For both Bilbo and Frodo, the journey began in the Shire; in a comfortable home in the ground. They traveled to distant lands and experienced things they would never have dreamed of. They left the known and ventured into the unknown. It took courage and it took faith. They both returned to the Shire, but neither one of them was ever the same.
“It’s a dangerous business, Frodo, going out your door. You step onto the road, and if you don’t keep your feet, there’s no knowing where you might be swept off to.” — Bilbo Baggins, The Lord of the Rings
I returned back from chaplain training knowing I needed to become Catholic for the sake of the truth. The Catholic seminarian suggested I talk to some local priests back in Grand Rapids about the process of becoming Catholic for adults known as RCIA. I knew that taking this step was going to have enormous implications for the rest of my life. The relationship I had with my parents would become strained and I would lose some of the friends I had made at the Baptist church I had been serving at in Grand Rapids. Everything I had been preparing for over the past four years to serve as an Army Chaplain would come to an end. I am not exaggerating when I say this was the most difficult experience in my life. I went through and read thousands of pages from early Christian writers and spent days reading about the teachings of the Catholic Church. I wanted to be sure, because, at the end of the day, the truth mattered more than anything else.

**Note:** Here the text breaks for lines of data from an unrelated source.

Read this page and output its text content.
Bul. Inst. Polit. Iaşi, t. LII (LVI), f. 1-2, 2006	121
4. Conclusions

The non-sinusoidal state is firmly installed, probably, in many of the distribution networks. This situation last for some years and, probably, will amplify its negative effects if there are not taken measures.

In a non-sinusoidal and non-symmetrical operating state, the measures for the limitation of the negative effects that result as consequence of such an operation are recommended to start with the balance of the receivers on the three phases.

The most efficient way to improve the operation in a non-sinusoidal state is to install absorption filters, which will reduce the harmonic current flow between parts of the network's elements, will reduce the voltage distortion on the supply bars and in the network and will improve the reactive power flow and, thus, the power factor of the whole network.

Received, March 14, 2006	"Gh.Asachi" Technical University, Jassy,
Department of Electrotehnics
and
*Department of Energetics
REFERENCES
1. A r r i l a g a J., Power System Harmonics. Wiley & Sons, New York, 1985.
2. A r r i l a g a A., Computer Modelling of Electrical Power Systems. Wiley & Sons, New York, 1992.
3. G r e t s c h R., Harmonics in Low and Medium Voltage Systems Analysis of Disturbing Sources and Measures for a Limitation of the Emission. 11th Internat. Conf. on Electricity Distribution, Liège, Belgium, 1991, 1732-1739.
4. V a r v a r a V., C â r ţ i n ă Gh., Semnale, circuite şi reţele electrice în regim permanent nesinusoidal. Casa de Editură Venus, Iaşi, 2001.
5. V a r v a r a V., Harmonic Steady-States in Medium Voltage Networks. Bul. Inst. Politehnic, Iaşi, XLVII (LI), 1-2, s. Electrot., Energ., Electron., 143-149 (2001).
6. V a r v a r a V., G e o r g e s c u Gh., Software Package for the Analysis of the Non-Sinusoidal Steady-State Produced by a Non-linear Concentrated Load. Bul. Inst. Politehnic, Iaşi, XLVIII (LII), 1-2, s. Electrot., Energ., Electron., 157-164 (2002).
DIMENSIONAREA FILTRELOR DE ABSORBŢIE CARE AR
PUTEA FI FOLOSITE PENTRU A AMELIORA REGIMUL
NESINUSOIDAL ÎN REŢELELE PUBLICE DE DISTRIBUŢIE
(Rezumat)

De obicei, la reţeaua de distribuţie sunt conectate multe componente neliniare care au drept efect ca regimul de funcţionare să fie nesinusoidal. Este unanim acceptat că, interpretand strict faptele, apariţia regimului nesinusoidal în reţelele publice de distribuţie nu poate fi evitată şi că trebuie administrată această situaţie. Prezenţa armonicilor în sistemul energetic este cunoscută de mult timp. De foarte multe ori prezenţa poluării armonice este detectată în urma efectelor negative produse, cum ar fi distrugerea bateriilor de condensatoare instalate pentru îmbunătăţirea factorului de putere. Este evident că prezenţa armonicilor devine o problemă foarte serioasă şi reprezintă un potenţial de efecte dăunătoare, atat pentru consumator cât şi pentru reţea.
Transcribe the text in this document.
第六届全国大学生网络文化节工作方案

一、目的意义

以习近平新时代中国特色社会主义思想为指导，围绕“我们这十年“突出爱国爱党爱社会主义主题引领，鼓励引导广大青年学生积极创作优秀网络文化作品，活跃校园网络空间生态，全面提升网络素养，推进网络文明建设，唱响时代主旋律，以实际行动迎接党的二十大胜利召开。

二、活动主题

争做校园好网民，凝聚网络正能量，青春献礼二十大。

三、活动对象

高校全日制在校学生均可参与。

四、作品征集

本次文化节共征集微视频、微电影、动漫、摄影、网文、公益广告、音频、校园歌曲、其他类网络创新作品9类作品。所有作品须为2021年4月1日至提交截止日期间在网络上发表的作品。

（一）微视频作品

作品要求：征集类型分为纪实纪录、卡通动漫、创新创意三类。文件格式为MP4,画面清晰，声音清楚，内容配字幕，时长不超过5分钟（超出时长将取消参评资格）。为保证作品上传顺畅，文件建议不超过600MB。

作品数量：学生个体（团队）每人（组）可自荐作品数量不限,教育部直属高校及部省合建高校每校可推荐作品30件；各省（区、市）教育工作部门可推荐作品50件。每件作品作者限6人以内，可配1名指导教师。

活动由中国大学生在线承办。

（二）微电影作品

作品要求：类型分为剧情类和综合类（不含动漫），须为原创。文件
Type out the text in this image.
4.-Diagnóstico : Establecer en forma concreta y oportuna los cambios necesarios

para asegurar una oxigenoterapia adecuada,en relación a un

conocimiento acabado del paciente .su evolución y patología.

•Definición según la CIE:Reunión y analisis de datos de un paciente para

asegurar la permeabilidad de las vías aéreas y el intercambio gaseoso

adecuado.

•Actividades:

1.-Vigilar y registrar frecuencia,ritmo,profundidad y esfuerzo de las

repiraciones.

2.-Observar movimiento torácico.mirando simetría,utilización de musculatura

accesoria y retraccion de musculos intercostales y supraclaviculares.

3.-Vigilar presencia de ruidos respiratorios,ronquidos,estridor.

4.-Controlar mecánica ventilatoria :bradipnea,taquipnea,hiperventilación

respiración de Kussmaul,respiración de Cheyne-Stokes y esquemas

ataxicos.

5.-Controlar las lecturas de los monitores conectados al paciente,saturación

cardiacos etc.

On Eagle’s Wings to the Father’s Arms
At the end of The Lord of the Rings, when things are at their darkest point, Frodo and Samwise are in grave danger. The One Ring has been destroyed by being cast into the fires of Mount Doom. But, as they flee, the volcano erupts and lava is pursuing them down the mountain. When it appears they are about to meet their end, from the sky come the eagles, which draw them up out of danger.
Jesus has surpassed my expectations. The Catholic Church — Christ’s beloved bride — has been a joy, a refuge, and more than home. Is the Church perfect? No. It’s full of sinners like you and me, just as Middle Earth is full of a variety of noble and ignoble characters. The Lord said to His people: “You will seek me and find me when you seek me with all your heart” (Jermiah 29:13). This has been most true since becoming a Catholic Christian.
I have been Catholic for five years now and could spend many more pages sharing the amazing experiences I have had. Please keep me in prayer as I am currently in Catholic seminary preparing to hopefully become a priest of Jesus Christ. Some may wonder if becoming Catholic is really worth all the struggle and loss I had to go through. I think Augustine may best convey why I believe it is worth it:
There are many other things which most properly can keep me in the Catholic Church’s bosom. The unanimity of peoples and nations keeps me here. Her authority, inaugurated in miracles, nourished by hope, augmented by love, and confirmed by her age, keeps me here. The succession of priests, from the very see of the apostle Peter, to whom the Lord, after his resurrection, gave the charge of feeding his sheep [John 21:15–17], up to the present episcopate, keeps me here. And last, the very name Catholic, which, not without reason, belongs to this Church alone, in the face of so many heretics, so much so that, although all heretics want to be called “Catholic,” when a stranger inquires where the Catholic Church meets, none of the heretics would dare to point out his own basilica or house. (St. Augustine, Against the Letter of Mani Called “The Foundation,” 4:5 a.d. 397)
I hope my journey might inspire you to seek to passionately, fully, and earnestly experience the Catholic Church. Consider what she teaches, see how people live out their faith, and consider whether the fullness of Christ’s Gospel continues to resound from her throughout the world!